At about the same time in Switzerland the musical-box was invented, consisting of a rotating brass barrel with pins which plucked the teeth of a sound-comb to make them sound. In the course of the Industrial Revolution it later became possible to manufacture devices more cheaply, thus making them accessible to everyone: the sales of the instruments called "Ariston" and "Herophon", which worked on the hurdy-gurdy principle and were controlled by perforated sheets of cardboard, ran into hundreds of thousands. They were succeeded around 1890 by disc musical boxes, the best-known makes being "Polyphon", Symphonion" and "Kalliope".
"Polyphon" music device, Leipzig, 1900.
With the introduction of pneumatic techniques at the end of the 19th century it became possible for the first time to manufacture self-playing pianos which allowed a satisfactory dynamic graduation. The pedal-driven "Phonolas" and "Pianolas" found a place in every respectable middle-class household.
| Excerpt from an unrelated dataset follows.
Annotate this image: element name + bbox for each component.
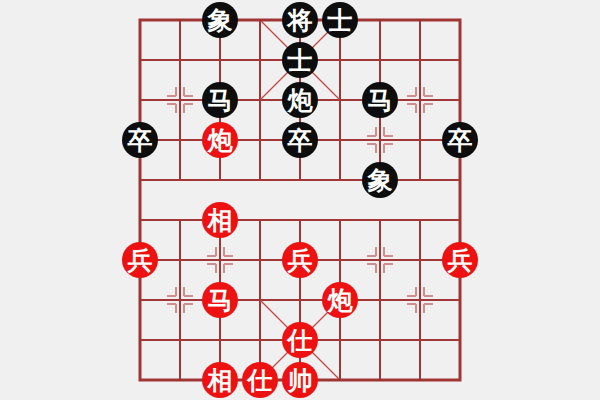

Electric pianos and giant pneumatic orchestrions were constructed for guest-houses and dance-halls, and a self-playing violin hailed as the eighth wonder of the world sent music-lovers into raptures. The hand-driven barrel organ which was invented around 1700 was developed further into a fairground and dance organ with a considerable volume of sound.
Barrel-organ "Harmonipan", Berlin, ca. 1890.
In 1904 the firm Welte & Sons manufactured and sold the piano-playing device "Mignon", which made it possible for the first time to reproduce a pianist's playing, including all dynamic and agogic details.
Detail of a reproduction piano "Steinway-Welte", functioning by means of a perforated paper roll.
Many significant pianists and composers at the beginning of the century, among them Eugen d'Albert, Ferruccio Busoni, Ignaz Padarewski, Claude Debussy and Richard Strauss, made use of this medium in order to propagate their piano-playing as well as to reproduce and preserve for posterity interpretations of their own works. Since the 1920's composers have also recognized the boundless possibilities of self-playing pianos: Stravinsky, Hindemith and Toch created original compositions which were impossible to play by normal manual techniques. With the spread of the gramophone and the radio, mechanical musical instruments fell more and more into oblivion.
However, the highly individual compositions of the Mexican hermit Conlon Nancarrow led to a Renaissance of the self-playing piano, which today can be heard once more at many festivals of contemporary music.